Es curiosa la forma en que vamos a elegir a nuestros constituyentes. Por una parte, se busca que el órgano constituyente sea un reflejo de la sociedad, pero, por otra parte, se optó por mantener el mismo sistema electoral de los parlamentarios.

¿Cómo debería estar constituido el órgano que redactará la nueva Constitución para que sea considerado legítimo? Las reglas que diseñemos para elegir a los miembros de dicho órgano dependen de la respuesta a esta pregunta. Algunas personas consideran que el órgano constituyente debiera ser un fiel reflejo de la sociedad. Para quienes comparten esta concepción del órgano resulta fundamental que haya paridad de género. Este mismo argumento subyace a los escaños reservados para pueblos originarios y para otros grupos minoritarios. La encuesta Criteria Research mostró que un porcentaje importante de personas está a favor de dar escaños reservados a diversos grupos (mujeres, pueblos originarios, discapacitados, pobres, minorías sexuales, adultos mayores y otros). Una manera efectiva de replicar la sociedad en el órgano constituyente es hacer un sorteo entre los ciudadanos mayores de edad, otra manera es con listas nacionales. Sin embargo, ninguna de estas alternativas fue contemplada en la reforma constitucional.

Otros consideran que el órgano constituyente debiera ser un reflejo de las distintas sensibilidades políticas que existen en el país en su justa proporción, pues la Constitución es un acuerdo político. En este caso, el Congreso debiera redactar la carta Magna, pues precisamente ellos son los representantes políticos de la ciudadanía. Esta alternativa tampoco fue considerada.
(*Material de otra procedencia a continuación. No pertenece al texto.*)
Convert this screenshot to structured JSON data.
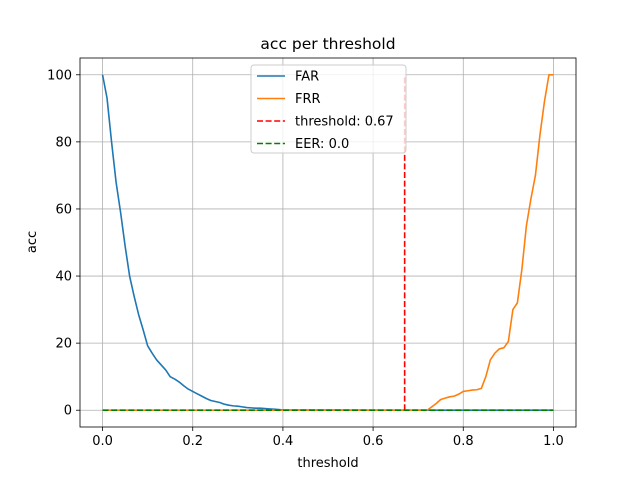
{
  "chart_data": {
    "type": "line",
    "title": "acc per threshold",
    "xlabel": "threshold",
    "ylabel": "acc",
    "xlim": [
      -0.05,
      1.05
    ],
    "ylim": [
      -5,
      105
    ],
    "xticks": [
      0.0,
      0.2,
      0.4,
      0.6,
      0.8,
      1.0
    ],
    "xtick_labels": [
      "0.0",
      "0.2",
      "0.4",
      "0.6",
      "0.8",
      "1.0"
    ],
    "yticks": [
      0,
      20,
      40,
      60,
      80,
      100
    ],
    "ytick_labels": [
      "0",
      "20",
      "40",
      "60",
      "80",
      "100"
    ],
    "grid": true,
    "legend_position": "top-center",
    "series": [
      {
        "name": "FAR",
        "color": "#1f77b4",
        "style": "solid",
        "x": [
          0.0,
          0.01,
          0.02,
          0.03,
          0.04,
          0.05,
          0.06,
          0.07,
          0.08,
          0.09,
          0.1,
          0.11,
          0.12,
          0.13,
          0.14,
          0.15,
          0.16,
          0.17,
          0.18,
          0.19,
          0.2,
          0.21,
          0.22,
          0.23,
          0.24,
          0.25,
          0.26,
          0.27,
          0.28,
          0.29,
          0.3,
          0.31,
          0.32,
          0.33,
          0.34,
          0.35,
          0.36,
          0.37,
          0.38,
          0.39,
          0.4,
          0.5,
          0.6,
          0.7,
          0.8,
          0.9,
          1.0
        ],
        "y": [
          100,
          93,
          80,
          68,
          59,
          49,
          40,
          34,
          28.5,
          24,
          19.2,
          17,
          15,
          13.5,
          12,
          10,
          9.3,
          8.4,
          7.3,
          6.3,
          5.6,
          4.9,
          4.2,
          3.5,
          2.9,
          2.6,
          2.3,
          1.8,
          1.5,
          1.3,
          1.2,
          1.0,
          0.8,
          0.7,
          0.6,
          0.6,
          0.5,
          0.4,
          0.3,
          0.2,
          0.1,
          0.05,
          0.02,
          0.01,
          0.0,
          0.0,
          0.0
        ]
      },
      {
        "name": "FRR",
        "color": "#ff7f0e",
        "style": "solid",
        "x": [
          0.0,
          0.1,
          0.2,
          0.3,
          0.4,
          0.5,
          0.6,
          0.7,
          0.72,
          0.73,
          0.74,
          0.75,
          0.76,
          0.77,
          0.78,
          0.79,
          0.8,
          0.81,
          0.82,
          0.83,
          0.84,
          0.85,
          0.86,
          0.87,
          0.88,
          0.89,
          0.9,
          0.91,
          0.92,
          0.93,
          0.94,
          0.95,
          0.96,
          0.97,
          0.98,
          0.99,
          1.0
        ],
        "y": [
          0,
          0,
          0,
          0,
          0,
          0,
          0,
          0,
          0,
          1,
          2,
          3.2,
          3.6,
          4,
          4.2,
          4.8,
          5.6,
          5.8,
          6,
          6.1,
          6.5,
          10,
          15,
          17,
          18.3,
          18.6,
          20.5,
          30,
          32,
          42,
          55,
          63,
          70,
          82,
          92,
          100,
          100
        ]
      },
      {
        "name": "threshold: 0.67",
        "color": "#ff0000",
        "style": "dashed",
        "x": [
          0.67,
          0.67
        ],
        "y": [
          0,
          100
        ]
      },
      {
        "name": "EER: 0.0",
        "color": "#008000",
        "style": "dashed",
        "x": [
          0.0,
          1.0
        ],
        "y": [
          0,
          0
        ]
      }
    ]
  }
}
Hay quienes consideran que la legitimidad del órgano constituyente descansa en el número de personas que se encuentran representadas a través del voto. Entre más votos reúnan las listas y candidatos electos, más personas estarán representadas y por ende más legitimidad democrática tendrá el órgano. En este caso, una manera eficiente de elegir a los constituyentes es a través de listas nacionales. Este sistema tiene la ventaja de ser proporcional a las preferencias de los electores. De ahí que los grupos minoritarios en este sistema no tengan necesidad de escaños reservados, pues las listas a nivel nacional les permite elegir representantes en la medida que cuenten con los votos. La desventaja de la lista nacional es la eventual pérdida de representación territorial, pero esta pérdida no parece tan relevante a la hora de redactar una Constitución. Lamentablemente, la reforma constitucional no contempló esta alternativa.

Es curiosa la forma en que vamos a elegir a nuestros constituyentes. Por una parte, se busca que el órgano constituyente sea un reflejo de la sociedad, pero, por otra parte, se optó por mantener el mismo sistema electoral de los parlamentarios. Esta incongruencia nos lleva a parchar el sistema electoral. Las distintas alternativas que se barajan para parchar el sistema tienen costos de representatividad, los dos votos por persona perjudican a las minorías al aumentar la cifra repartidora y corregir la paridad reemplazando al candidato afecta el peso del voto. Por lo demás, ninguno de estos parches asegura que el órgano constituyente se parezca a nuestra sociedad. ¿Estaremos a tiempo para transitar a un sistema de lista nacional?